Le Monde des livres, 10 avril 2025, par Christine Lecerf

Entre la vie et la mort

Paysage de fuite, beau voyage vers le néant de l’écrivain autrichien Wolfgang Hermann.

À bord d’une ambulance, un écrivain entre la vie et la mort. Instantanés, visions enfuies, visages abolis, bribes de phrases éteintes filent en même temps que lui vers le néant. Après Adieu sans fin et Monsieur Faustini part en voyage (Verdier, 2017 et 2021), Paysage de fuite, de l’écrivain autrichien Wolfgang Hermann, plonge à nouveau le lecteur et la littérature dans un état second.

« Que reste-t-il au malade, hors le souvenir ? » Dès les premières lignes, quelque chose s’élance que rien ne pourra plus arrêter. Les images continuent de défiler sur les murs blancs de la chambre d’hôpital. Des palmiers s’agitent dans le vent. Où est-il ? Tous ses repères se brouillent. Quel jour sommes-nous ? Une odeur âcre de lait caillé et de vieilles savates s’échappe de la maison de son enfance. Soudain, une toupie rouge tourne, de plus en plus vite. C’est son cœur qui s’affole. Fuir, toujours fuir. Les faubourgs de Tunis, l’appel du désert, le livre à écrire. Arrivera-t-il jamais à destination ?

Une place très singulière

Paysage de fuite appartient à ces livres dont l’effet se prolonge bien au-delà de la dernière page. Le lecteur garde encore longtemps ce « poudroiement de flocons devant les yeux ». Auteur de plus d’une trentaine de récits inclassables, Wolfgang Hermann occupe une place très singulière dans la littérature de langue allemande. À l’instar d’un Robert Walser, il y règne en maître discret, cultivant la porosité des frontières entre prose et poésie, le flottement des états de conscience entre rêve et réalité, la légèreté d’une langue ouatée, cotonneuse, qui se dépose dans le monde sans faire de bruit. Avec des phrases comme celles-ci, magnifiquement traduites par Olivier Le Lay : « Il marche sous la pluie. Dans une banlieue anonyme, il gravit les flancs d’une colline sans nom. Il marchera ainsi sous la pluie jusqu’à la fin des temps, un sac plastique à la main. »

Comme l’a justement souligné Reinhard Kaiser-Mühlecker, collègue, compatriote et ami de Wolfgang Hermann : « Ses phrases ne sont pas seulement belles, elles s’ouvrent après la lecture. » Des fleurs d’autant plus inoubliables qu’elles ont poussées « dans la proximité avec la mort ».

« À Florian qui vivra toujours en moi. » C’est l’exergue qui ouvre le livre.
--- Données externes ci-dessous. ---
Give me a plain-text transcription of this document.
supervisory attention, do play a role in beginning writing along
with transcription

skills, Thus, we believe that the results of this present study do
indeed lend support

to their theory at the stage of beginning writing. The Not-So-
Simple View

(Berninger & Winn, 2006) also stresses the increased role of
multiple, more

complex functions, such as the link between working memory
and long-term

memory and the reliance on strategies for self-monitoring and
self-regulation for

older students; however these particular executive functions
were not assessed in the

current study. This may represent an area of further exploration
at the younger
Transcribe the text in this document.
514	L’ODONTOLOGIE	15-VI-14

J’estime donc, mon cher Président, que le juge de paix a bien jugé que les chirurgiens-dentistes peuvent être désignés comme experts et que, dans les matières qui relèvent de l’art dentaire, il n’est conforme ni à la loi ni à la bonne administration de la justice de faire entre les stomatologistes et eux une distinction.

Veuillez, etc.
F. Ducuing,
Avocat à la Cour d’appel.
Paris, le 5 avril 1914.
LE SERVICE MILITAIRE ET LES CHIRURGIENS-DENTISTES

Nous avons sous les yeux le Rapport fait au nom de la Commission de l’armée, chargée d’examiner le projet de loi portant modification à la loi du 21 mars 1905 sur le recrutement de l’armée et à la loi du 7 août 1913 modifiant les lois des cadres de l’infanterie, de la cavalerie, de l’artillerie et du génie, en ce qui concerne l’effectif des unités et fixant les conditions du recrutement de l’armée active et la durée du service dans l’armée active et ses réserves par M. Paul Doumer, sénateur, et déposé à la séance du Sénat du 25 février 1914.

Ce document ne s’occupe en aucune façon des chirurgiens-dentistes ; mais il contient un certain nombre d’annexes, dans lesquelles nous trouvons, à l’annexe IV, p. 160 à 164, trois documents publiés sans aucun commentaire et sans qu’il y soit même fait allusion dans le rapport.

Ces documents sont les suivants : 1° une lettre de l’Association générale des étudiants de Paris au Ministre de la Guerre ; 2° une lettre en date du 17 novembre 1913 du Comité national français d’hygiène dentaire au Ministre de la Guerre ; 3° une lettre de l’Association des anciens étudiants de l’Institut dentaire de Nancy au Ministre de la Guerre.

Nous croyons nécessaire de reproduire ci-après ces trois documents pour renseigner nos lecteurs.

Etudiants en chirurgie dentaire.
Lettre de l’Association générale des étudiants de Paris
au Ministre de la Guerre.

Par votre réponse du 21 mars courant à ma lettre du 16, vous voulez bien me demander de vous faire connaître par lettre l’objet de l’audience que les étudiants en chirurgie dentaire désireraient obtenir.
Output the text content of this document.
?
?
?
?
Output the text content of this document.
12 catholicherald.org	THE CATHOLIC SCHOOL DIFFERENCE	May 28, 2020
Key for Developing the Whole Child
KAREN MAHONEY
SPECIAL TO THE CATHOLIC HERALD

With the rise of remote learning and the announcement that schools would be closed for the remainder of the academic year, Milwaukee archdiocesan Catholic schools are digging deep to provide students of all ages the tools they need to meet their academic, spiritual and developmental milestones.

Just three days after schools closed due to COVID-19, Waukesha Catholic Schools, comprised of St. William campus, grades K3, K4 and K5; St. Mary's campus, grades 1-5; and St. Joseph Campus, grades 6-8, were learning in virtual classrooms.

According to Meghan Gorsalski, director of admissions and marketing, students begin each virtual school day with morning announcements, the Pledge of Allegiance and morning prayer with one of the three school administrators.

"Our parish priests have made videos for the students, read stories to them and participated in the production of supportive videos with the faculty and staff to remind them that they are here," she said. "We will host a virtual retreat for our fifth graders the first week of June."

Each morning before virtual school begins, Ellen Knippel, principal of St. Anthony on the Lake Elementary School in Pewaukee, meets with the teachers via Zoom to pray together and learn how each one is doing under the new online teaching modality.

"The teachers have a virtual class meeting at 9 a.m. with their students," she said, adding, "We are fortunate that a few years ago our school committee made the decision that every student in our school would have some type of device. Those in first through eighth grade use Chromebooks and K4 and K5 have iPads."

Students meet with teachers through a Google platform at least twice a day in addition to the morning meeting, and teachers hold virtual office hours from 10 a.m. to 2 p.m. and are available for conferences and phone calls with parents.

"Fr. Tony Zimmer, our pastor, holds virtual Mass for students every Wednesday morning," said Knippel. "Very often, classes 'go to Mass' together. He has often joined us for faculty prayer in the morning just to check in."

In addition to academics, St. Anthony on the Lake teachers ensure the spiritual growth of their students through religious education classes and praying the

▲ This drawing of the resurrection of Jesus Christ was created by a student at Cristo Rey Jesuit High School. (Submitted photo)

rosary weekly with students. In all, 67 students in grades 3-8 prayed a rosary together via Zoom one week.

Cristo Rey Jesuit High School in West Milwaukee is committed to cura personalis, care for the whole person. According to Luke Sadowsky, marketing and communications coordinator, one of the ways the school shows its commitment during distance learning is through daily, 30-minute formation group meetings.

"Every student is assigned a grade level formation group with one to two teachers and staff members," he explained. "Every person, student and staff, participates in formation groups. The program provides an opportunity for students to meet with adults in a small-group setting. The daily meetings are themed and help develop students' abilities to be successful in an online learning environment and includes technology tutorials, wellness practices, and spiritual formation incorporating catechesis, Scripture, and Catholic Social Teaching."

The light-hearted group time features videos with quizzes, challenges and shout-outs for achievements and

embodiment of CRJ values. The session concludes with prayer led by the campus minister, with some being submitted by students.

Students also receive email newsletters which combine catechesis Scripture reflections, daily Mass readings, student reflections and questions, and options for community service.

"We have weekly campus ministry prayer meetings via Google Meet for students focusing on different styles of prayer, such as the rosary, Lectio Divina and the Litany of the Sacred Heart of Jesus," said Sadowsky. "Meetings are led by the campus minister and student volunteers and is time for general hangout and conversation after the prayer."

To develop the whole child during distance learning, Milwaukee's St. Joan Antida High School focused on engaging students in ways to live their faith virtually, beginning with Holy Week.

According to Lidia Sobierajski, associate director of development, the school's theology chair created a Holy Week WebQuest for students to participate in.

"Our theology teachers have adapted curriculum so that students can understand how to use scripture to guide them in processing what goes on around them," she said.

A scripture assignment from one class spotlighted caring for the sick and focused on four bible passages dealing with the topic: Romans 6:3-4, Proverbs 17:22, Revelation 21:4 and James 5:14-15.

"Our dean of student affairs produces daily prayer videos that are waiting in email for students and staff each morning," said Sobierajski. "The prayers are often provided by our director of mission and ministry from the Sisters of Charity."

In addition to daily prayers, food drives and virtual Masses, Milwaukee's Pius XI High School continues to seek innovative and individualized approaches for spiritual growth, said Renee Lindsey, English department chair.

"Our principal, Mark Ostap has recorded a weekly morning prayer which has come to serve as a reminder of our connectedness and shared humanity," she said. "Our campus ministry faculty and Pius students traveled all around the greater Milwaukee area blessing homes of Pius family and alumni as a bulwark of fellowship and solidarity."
Que peut la littérature face à la mort d’un enfant ? L’écrivain avait découvert son fils de 17 ans mort dans son sommeil, alors que son livre n’était pas encore publié. Pendant longtemps, il n’a plus écrit une seule ligne, jusqu’à cet Adieu sans fin publié douze ans plus tard, qui raconte cette mort. Paysage de fuite se termine à bord d’une nacelle de téléphérique. Le chalet de l’Autriche natale s’éloigne toujours plus loin. Il n’y a plus rien, ni air ni eau. « Grand voyage. Grand flottement. Communauté. La fin de la peur. » L’univers tout entier n’est plus que mouvement, traversé par la nef de l’écriture.